TERRORISM TRENDS IN TAJIKISTAN

  • On May 19, 2019, a prison riot in Vakhdat, Tajikistan, left 29 people dead, including supporters of the so-called Islamic State.
  • Allegedly orchestrated by militants, government information about the riot is limited and leaves many questions unanswered.
  • Tajikistan has seen an uptick in jihadist-inspired violence over the last few years, signaling a worrisome trend for future instability in the country.
  • In Tajikistan, counterterrorism is used as a means of suppressing political opposition and as a tool by external powers seeking to solidify a more robust presence in the country.

On May 19, 2019, a prison riot broke out at a high-security prison in the Tajik town of Vakhdat, leaving 29 people dead, including guards, high-profile individuals within the political opposition, and members and supporters of the so-called Islamic State (IS). The Tajik government quickly claimed that the riot was sparked by militants. The government immediately moved to block internet access in the country. This is the second deadly prison riot in six months in Tajikistan, coming less than a year since the IS-related terrorist attack in the Danghara district that killed four foreign nationals. Although IS has not claimed responsibility for the May 19 riot, the increased violence in Tajikistan presents a worrisome trend for the country. Terrorism could spill over Tajikistan’s borders and coalesce with political violence and instability plaguing the broader region of Central Asia.

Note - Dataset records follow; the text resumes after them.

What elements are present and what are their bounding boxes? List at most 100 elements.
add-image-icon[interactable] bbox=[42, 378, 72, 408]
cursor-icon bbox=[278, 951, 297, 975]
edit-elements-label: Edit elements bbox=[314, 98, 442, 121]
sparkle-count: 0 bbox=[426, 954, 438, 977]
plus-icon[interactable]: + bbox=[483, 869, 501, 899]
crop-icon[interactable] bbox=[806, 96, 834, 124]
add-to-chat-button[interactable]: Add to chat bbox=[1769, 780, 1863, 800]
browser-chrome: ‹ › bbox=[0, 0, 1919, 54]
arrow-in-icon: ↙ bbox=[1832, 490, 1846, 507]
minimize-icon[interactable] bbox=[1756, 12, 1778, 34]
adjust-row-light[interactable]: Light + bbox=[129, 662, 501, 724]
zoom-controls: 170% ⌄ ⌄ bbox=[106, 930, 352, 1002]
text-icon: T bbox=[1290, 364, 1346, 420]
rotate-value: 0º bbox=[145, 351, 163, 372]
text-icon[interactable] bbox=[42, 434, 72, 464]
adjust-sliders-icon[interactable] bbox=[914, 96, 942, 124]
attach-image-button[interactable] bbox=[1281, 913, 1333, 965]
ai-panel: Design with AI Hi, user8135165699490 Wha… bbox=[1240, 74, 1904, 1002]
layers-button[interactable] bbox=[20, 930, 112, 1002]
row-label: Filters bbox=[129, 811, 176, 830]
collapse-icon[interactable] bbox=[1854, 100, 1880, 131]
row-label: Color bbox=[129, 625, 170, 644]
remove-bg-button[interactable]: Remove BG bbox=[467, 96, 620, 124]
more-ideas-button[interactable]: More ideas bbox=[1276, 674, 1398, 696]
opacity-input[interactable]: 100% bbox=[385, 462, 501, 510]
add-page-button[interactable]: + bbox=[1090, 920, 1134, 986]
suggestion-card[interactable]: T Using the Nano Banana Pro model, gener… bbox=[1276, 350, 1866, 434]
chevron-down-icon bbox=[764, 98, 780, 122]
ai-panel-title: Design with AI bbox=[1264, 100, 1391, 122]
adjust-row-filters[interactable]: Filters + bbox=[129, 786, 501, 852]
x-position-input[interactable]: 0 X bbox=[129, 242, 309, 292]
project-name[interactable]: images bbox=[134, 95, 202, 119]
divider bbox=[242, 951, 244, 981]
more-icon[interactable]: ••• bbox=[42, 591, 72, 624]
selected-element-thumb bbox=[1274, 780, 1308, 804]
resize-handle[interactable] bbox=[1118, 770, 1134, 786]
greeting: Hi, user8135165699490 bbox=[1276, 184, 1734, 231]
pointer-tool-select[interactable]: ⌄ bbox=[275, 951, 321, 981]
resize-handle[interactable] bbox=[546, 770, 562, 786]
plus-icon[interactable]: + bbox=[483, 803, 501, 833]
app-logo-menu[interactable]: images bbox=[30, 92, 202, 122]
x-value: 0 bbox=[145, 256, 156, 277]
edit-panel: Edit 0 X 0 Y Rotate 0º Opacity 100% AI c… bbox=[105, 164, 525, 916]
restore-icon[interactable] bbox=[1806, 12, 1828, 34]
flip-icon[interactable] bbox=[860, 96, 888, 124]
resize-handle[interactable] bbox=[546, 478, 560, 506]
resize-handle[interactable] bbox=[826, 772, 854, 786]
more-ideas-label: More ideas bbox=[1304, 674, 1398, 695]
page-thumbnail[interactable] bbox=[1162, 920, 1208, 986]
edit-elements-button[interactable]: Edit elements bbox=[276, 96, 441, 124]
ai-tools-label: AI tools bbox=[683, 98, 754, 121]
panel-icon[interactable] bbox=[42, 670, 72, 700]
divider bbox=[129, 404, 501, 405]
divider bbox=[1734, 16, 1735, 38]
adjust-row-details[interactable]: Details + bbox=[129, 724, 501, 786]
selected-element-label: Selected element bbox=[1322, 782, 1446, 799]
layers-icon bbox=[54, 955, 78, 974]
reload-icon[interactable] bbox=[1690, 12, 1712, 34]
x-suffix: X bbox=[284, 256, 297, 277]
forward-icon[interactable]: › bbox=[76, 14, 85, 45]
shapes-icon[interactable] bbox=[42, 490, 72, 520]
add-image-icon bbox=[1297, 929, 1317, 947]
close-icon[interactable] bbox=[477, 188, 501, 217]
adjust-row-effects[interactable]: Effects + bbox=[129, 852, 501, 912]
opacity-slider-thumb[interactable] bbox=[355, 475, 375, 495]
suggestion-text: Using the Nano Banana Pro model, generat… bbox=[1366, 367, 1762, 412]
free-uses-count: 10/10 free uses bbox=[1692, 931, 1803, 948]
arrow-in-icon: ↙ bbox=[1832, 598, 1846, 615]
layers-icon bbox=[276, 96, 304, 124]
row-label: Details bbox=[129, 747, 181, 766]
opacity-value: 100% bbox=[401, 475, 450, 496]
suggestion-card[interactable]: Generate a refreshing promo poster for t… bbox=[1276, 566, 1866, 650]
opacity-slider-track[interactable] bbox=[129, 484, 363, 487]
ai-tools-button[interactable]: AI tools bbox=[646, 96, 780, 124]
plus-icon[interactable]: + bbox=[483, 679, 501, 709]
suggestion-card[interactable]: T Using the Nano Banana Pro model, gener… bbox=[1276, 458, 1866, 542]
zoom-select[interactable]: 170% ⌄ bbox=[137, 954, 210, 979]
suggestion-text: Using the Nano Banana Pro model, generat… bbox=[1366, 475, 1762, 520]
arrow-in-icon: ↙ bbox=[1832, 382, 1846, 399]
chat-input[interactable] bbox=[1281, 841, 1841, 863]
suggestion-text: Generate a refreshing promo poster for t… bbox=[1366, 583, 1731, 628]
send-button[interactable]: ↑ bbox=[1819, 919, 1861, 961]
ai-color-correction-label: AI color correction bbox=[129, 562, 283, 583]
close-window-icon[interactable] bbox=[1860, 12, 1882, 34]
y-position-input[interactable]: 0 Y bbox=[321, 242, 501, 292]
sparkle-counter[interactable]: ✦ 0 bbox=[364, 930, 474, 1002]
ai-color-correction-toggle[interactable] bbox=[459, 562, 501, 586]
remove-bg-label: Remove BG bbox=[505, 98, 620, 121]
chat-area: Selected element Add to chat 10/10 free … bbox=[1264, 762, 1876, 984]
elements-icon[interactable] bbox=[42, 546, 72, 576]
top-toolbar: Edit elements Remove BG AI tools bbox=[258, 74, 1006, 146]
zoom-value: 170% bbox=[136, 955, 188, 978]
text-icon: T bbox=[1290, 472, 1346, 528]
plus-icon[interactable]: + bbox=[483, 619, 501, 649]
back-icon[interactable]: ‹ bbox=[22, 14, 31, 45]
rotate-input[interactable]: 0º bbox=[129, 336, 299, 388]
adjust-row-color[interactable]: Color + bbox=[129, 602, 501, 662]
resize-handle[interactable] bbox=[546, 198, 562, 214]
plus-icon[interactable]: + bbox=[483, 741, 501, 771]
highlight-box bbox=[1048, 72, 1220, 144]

The deadly prison riot illustrates the complicated political situation in Tajikistan, which has grown increasingly authoritarian in the past decade. Among the 29 dead are two senior members from the Islamic Renaissance Party of Tajikistan (IRPT), a political opposition party outlawed since 2015 and whose members are frequently charged with terrorism; another dead is a prominent Islamic cleric who once called for the overthrow of the government. Bekhruz Khalimov—the son of infamous former special police commander Gulmurod Khalimov who joined IS in 2015—was identified as one of the prisoners blamed for engineering the riot. The official narrative emanating from Dushanbe claims that IS supporters, among them Khalimov, started a fight with IRPT members. This contradicts the conventional government narrative that frequently conflates IS and IRPT as part of a monolithic threat. The Tajik government’s history of cracking down on political opposition in the name of counterterrorism has left experts to question the incident.

The recent spike in violence in prisons and IS-related attacks across Tajikistan presents a worrisome trend. Tajikistan is the poorest of the former Soviet countries in Central Asia and is characterized by a lack of socio-economic opportunities and weak rule of law. Without the opportunity for legitimate political opposition to thrive, and when coupled with increasingly solidified authoritarianism—including stifled political and religious freedoms – the result has been fertile ground for extremist narratives. Analysts have observed an intensification of IS support online from Tajik youths. Moreover, Tajikistan produced hundreds of foreign fighters who traveled to join IS in Iraq and Syria. Tajikistan’s history of an exclusively security-based approach to countering terrorism not only fails at countering extremist narratives but also exacerbates the terrorist threat.

For regional powers that have vested economic and security interests in Tajikistan, such as Russia and China, the increased terrorist threat has led both Moscow and Beijing to ramp up their security presence in the country. Satellite images recently revealed a Chinese military base near Murghab, a desolate area on the border with Afghanistan and China. Officials in Dushanbe confirmed the Chinese military presence and explained it as ‘joint counterterrorism cooperation.’ In July 2018, Russia and Tajikistan held a joint military exercise in Gorno-Badakhshan Autonomous Oblast, involving 10,000 soldiers. Moscow has also provided significant military aid to Tajikistan to help protect the border, citing the growing presence of the Islamic State Khorasan Province in Afghanistan. A growing foreign security presence in Tajikistan, under the auspices of counterterrorism cooperation, threatens Tajik sovereignty and, by extension, Central Asian autonomy.